Die Technik der Bell 505
Altbewährt trifft Moderne – so oder so ähnlich kann man die Technik der 505 umschreiben. Auch wenn das Design im ersten Moment surreal erscheint, finden wir bei näherer Betrachtung viele vertraute Teile der Bell 206 wieder – etwa, wie bereits angesprochen, den Zweiblatt-Hauptrotorkopf. Ein Blick “hinter die Kulissen“ und ins Innere der Struktur erinnert gar an die alten Zeiten der Bell 47 – eine Vielzahl von Rohren und Streben hält die Zelle in Form und spart gleichzeitig Gewicht.
Bei der Zelle entschied sich Bell für eine Kombination aus leichtem Aluminium und modernen Verbundstoffen wie Glas- und Kohlefaser sowie einer Honigwaben-Struktur – auch diese spart wieder viel Gewicht ein. Zwei große Kielstreben im Boden geben der Konstruktion die nötige Stabilität.
Beim Triebwerk setzt Bell erstmals auf die französischen Safran / Turbomeca Arrius 2 R mit 376 kw Leistung (504 Wellenpferdestärken) – einem leistungsstarken wartungsarmen Motor (3000 Stunden bis zur Grundüberholung). Auffallend ist hier die einfache Handhabung durch die Zweikanal-FADEC-Steuerung. (Von den beiden Kanälen arbeitet immer nur einer zur selben Zeit.
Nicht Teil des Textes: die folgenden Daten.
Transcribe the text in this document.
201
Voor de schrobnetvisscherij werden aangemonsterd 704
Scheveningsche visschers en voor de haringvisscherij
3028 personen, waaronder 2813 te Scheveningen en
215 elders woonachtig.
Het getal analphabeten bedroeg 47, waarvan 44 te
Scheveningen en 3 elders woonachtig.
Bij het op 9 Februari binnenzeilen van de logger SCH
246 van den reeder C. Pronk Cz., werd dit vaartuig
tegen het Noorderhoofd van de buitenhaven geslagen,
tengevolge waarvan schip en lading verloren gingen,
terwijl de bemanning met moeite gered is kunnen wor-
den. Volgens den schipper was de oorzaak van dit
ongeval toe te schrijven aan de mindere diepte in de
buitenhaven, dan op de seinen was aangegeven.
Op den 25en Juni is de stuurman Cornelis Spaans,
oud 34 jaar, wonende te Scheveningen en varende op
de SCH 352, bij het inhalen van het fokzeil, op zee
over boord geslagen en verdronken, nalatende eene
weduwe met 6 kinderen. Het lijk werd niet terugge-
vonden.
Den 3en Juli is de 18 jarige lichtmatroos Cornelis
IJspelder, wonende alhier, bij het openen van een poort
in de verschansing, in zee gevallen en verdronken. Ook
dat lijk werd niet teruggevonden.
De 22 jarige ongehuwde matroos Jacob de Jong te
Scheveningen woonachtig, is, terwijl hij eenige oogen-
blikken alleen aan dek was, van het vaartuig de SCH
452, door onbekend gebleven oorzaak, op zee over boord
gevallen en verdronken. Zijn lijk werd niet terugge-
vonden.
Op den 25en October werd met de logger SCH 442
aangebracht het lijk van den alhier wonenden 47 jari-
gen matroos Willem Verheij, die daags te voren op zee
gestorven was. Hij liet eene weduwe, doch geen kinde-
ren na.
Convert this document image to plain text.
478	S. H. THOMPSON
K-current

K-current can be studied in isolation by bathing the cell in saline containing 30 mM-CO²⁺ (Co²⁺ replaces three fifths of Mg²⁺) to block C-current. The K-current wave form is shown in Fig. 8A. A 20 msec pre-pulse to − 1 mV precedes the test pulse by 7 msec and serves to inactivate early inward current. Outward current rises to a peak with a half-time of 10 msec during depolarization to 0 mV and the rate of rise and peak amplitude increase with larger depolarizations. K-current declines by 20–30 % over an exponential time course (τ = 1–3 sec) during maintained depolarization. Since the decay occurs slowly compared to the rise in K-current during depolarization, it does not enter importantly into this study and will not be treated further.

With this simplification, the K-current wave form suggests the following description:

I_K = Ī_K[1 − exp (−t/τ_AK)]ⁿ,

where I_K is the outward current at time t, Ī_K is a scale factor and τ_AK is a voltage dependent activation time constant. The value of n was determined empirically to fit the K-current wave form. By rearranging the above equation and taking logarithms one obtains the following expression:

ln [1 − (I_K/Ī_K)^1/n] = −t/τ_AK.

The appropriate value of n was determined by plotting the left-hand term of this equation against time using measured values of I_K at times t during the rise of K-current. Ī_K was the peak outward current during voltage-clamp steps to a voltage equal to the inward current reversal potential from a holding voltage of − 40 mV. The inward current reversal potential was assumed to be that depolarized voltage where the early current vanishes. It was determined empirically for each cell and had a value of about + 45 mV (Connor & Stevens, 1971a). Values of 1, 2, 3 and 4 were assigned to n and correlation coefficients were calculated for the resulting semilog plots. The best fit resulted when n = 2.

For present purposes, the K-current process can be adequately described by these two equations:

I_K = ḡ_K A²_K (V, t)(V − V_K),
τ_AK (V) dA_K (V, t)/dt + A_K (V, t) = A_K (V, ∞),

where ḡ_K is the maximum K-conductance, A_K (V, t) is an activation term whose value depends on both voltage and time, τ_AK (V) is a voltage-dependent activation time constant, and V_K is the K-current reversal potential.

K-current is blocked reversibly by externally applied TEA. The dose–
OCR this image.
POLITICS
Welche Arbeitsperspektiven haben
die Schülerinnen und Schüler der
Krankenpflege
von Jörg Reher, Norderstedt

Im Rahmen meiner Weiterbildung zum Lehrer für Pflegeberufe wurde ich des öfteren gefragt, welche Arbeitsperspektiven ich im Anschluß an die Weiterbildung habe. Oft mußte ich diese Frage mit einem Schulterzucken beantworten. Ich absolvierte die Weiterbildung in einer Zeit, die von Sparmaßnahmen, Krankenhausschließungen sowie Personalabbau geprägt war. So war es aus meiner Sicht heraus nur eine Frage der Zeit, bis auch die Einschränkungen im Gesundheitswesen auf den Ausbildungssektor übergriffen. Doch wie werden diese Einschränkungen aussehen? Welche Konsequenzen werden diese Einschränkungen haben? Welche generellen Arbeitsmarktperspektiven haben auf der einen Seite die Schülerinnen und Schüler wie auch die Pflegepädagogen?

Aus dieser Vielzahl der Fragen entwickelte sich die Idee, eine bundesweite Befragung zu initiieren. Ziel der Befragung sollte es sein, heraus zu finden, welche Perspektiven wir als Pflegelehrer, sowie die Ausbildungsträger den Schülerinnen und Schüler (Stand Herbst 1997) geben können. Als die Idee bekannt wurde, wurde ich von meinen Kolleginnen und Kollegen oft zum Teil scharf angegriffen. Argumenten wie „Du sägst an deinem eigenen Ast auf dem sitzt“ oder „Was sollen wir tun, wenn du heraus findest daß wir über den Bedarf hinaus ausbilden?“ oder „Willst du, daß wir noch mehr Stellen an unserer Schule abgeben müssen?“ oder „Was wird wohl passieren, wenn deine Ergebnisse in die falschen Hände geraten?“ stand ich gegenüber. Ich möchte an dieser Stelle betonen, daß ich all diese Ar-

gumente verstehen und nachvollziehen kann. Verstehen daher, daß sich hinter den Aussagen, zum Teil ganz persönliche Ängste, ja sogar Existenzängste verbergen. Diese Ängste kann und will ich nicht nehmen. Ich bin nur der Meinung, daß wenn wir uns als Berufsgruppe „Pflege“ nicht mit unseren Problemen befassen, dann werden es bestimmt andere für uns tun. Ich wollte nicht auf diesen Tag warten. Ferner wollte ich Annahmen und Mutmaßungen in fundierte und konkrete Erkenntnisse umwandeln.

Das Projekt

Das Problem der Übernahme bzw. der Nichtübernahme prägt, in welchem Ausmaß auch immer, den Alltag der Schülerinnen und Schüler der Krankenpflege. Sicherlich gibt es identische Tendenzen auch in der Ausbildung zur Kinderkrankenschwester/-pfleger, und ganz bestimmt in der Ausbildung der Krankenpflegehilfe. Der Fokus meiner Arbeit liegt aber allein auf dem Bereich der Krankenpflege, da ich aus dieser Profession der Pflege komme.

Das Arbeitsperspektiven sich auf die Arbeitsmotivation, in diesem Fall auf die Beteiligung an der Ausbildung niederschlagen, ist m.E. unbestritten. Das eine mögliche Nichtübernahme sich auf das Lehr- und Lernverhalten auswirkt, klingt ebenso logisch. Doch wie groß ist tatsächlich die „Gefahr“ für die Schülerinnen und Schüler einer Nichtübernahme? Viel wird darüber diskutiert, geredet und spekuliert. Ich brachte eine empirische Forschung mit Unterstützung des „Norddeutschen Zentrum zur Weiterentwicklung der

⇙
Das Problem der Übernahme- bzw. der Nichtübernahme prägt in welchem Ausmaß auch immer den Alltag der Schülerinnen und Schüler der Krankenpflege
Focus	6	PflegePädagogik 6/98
Bei jedem Anlassen wird zwischen den beiden Kanälen gewechselt). Dank der Triebwerksüberwachung entfällt das manuelle Starten, wie wir es in der B206 kannten, vollständig.
So fliegt sich die Bell 505
Die Bell 505 macht im Flug ebenso viel – wenn nicht sogar mehr – Spaß als der gute alte Jet Ranger. Wer sich auf dem alten Muster wohl gefühlt hat, wird auch mit dem hoch modernen Nachfolger keine Schwierigkeiten im Handling haben. Das liegt eben auch daran, dass der Aufbau des halbstarren Hauptrotorkopfes dem der 206 zum Verwechseln ähnlich ist. Der Rotor Drive Shaft ist bei der 505 allerdinge einige Zentimeter länger. Deutlich verbessert wurde der Heckrotor, der nun wesentlich mehr Leistung erzeugt, wodurch das bekannte Problem des Jet Rangers bei „kritischem Wind“ nicht mehr relevant ist. Das Höhenleitwerk mag simpel ausschauen, hält den Hubschrauber im Vorwärtsflug aber angenehm stabil. Die Aufhängung des Getriebes hat Bell grundlegend überarbeitet – Flüssigkeitsdämpfer sollen später dafür sorgen, dass ein Flug in der 505 zum sanften Erlebnis wird und man nicht mehr jedes Schlagen der Blätter im Rücken spürt.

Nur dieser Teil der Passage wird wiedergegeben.